Isobar CXO Cheyney Robinson Discusses Diversity & Big Ideas in World's Biggest Free Newspaper


Isobar CXO Cheyney Robinson Discusses Diversity & Big Ideas in World's Biggest Free Newspaper

In Wednesday's edition of the Metro, the largest free daily newspaper in the world, Isobar EMEA & APAC Chief Experience Officer, Cheyney Robinson, was interviewed about female leadership in the advertising industry, and her involvement in See It Be It, the Cannes Lions Programme. You can read the full interview below.

M> What's the big idea?

CR> See It Be It, which puts senior creative women in the spotlight, expands their contacts and builds their confidence to accelerate their careers. An estimated 25 per cent of ad agency creatives are women, but only 11 per cent reach creative director level. I took part in the first programme in 2014 and returned as a mentor in 2016. I'm still reaping the benefits.

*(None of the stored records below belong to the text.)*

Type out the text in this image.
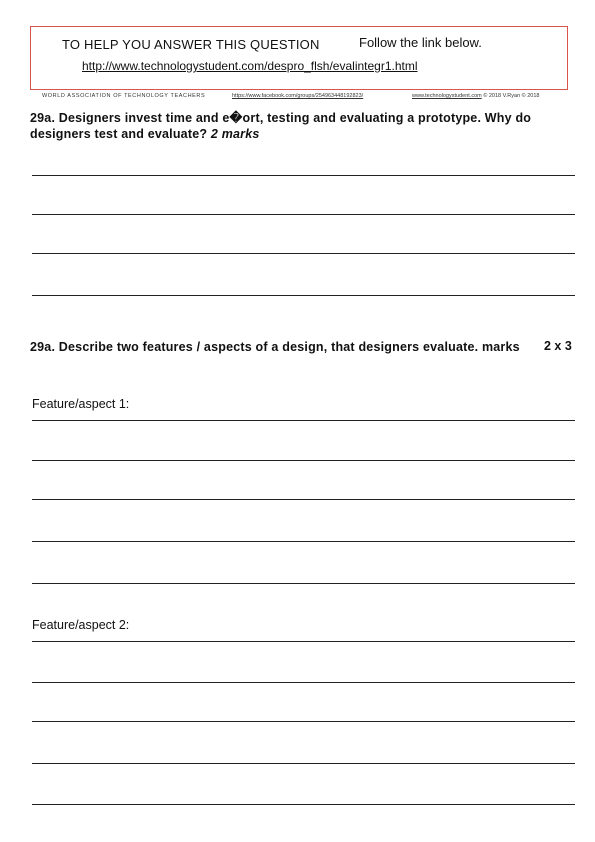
TO HELP YOU ANSWER THIS QUESTION	Follow the link below.
http://www.technologystudent.com/despro_flsh/evalintegr1.html
WORLD ASSOCIATION OF TECHNOLOGY TEACHERS	https://www.facebook.com/groups/254963448192823/	www.technologystudent.com © 2018 V.Ryan © 2018
29a. Designers invest time and e�ort, testing and evaluating a prototype. Why do designers test and evaluate? 2 marks
29a. Describe two features / aspects of a design, that designers evaluate. marks	2 x 3
Feature/aspect 1:
Feature/aspect 2:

M> Which women inspire you?

CR> Oprah Winfrey - she's had a very interesting trajectory as a media mogul. She's shaped and celebrated stories from different walks of life. She saw the opportunity to create an industry around personal story telling and sharing that experience. I saw her speak at a US fundraiser and she blew my mind. In the loo, she asked if I had a bobby pin for her hair. I felt like it was meant to be!

M> What doors do you think have been shut to you as a woman in the advertising industry?

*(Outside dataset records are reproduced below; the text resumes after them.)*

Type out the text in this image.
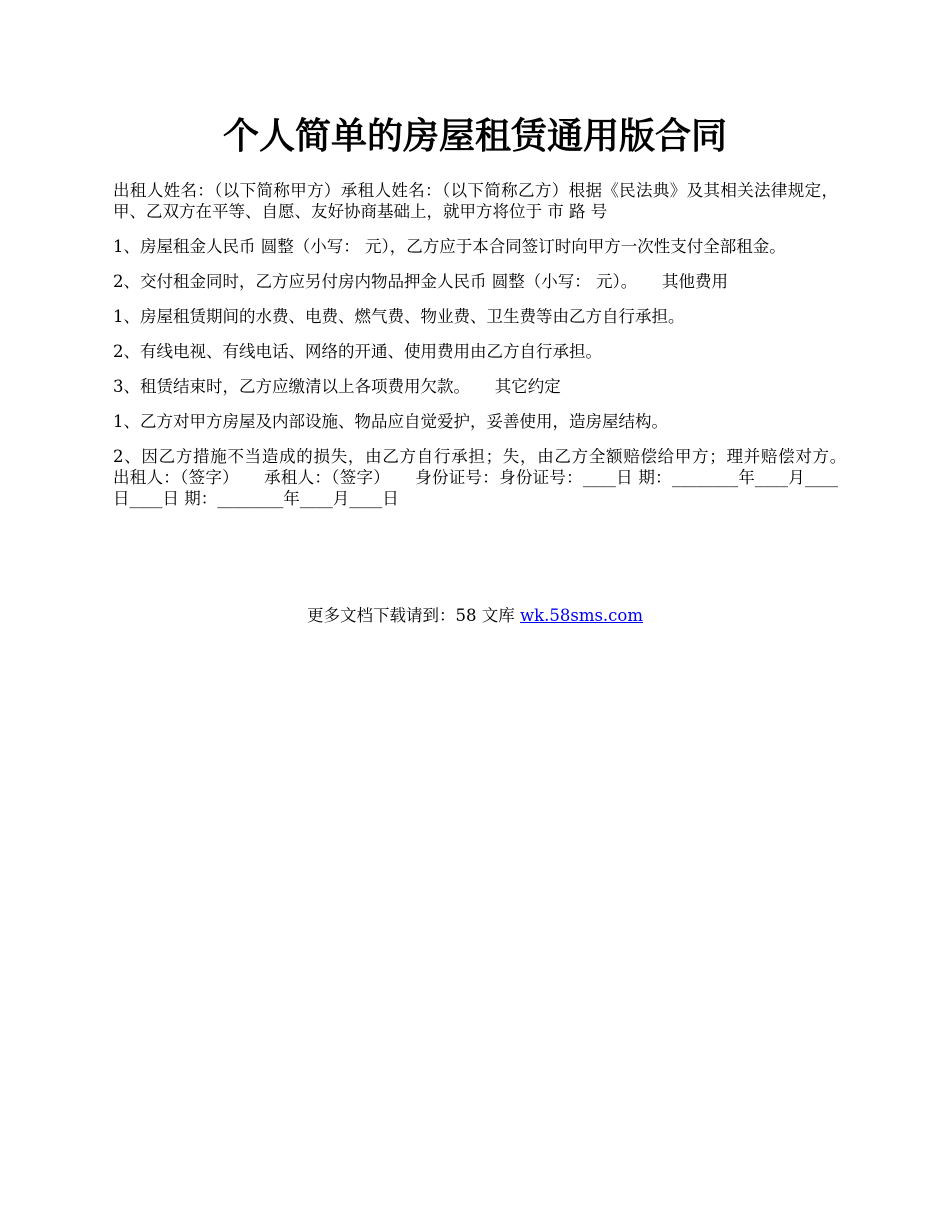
个人简单的房屋租赁通用版合同

出租人姓名：（以下简称甲方）承租人姓名：（以下简称乙方）根据《民法典》及其相关法律规定，甲、乙双方在平等、自愿、友好协商基础上，就甲方将位于 市 路 号

1、房屋租金人民币 圆整（小写： 元），乙方应于本合同签订时向甲方一次性支付全部租金。

2、交付租金同时，乙方应另付房内物品押金人民币 圆整（小写： 元）。　　其他费用

1、房屋租赁期间的水费、电费、燃气费、物业费、卫生费等由乙方自行承担。

2、有线电视、有线电话、网络的开通、使用费用由乙方自行承担。

3、租赁结束时，乙方应缴清以上各项费用欠款。　　其它约定

1、乙方对甲方房屋及内部设施、物品应自觉爱护，妥善使用，造房屋结构。

2、因乙方措施不当造成的损失，由乙方自行承担；失，由乙方全额赔偿给甲方；理并赔偿对方。　　出租人：（签字）　　承租人：（签字）　　身份证号：身份证号：____日 期：________年____月____日____日 期：________年____月____日

更多文档下载请到：58 文库 wk.58sms.com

CR> I think it was just a matter of having a seat at the table, an increased opportunity to really contribute to my organisation at a deeper level. It's vital to have diversity represented - you get a different perspective that is so important.

M> What ad campaigns have really wowed you in recent years?

CR> I am inspired by creative work that encourages female empowerment and social activism. Dove's incredible campaign for Real Beauty, Always' #LikeAGirl and Under Armour's I Will What I Want drove this trend in advertising in 2015. Creativity, in its purest form, is provocation and all three of these campaigns use the power of creativity to make people think, to feel and to act.

Other work I have been inspired by include Check It Before It's Removed, a breast cancer awareness advertising campaign that went viral on social media because it purposefully showed breasts and was therefore immediately censored. It cleverly flouted guidelines on social media to bring attention to the cause.

M> Is the advertising industry still a man's world?

CR> I have a less pessimistic view. Manhattan advertising executive Madonna Badger is See It Be It's ambassador this year and that's extremely inspiring - she lost her entire family in a house fire in 2011 and to honour her daughters she set up the #WomenNotObjects campaign to end the objectification of women in adverts. I have also been a mentor Shift, a night-school programme from ad agency D&AD for young creative people. I have a very positive view of where the industry is heading.

M> What advice would you give women embarking on a career in advertising?

CR> No one job provides everything, so keep networking and stay active in the creative community. Join the British Interactive Media Association (bima.co.uk), for example, because you will find encouragement and development that can augment your job.

M> Do you grit your teeth when you watch Mad Men?

CR> I don't really watch it but have seen bits of it. I think it's an interesting timepiece but I'm pleased the industry has moved on. But we still have a long way to go.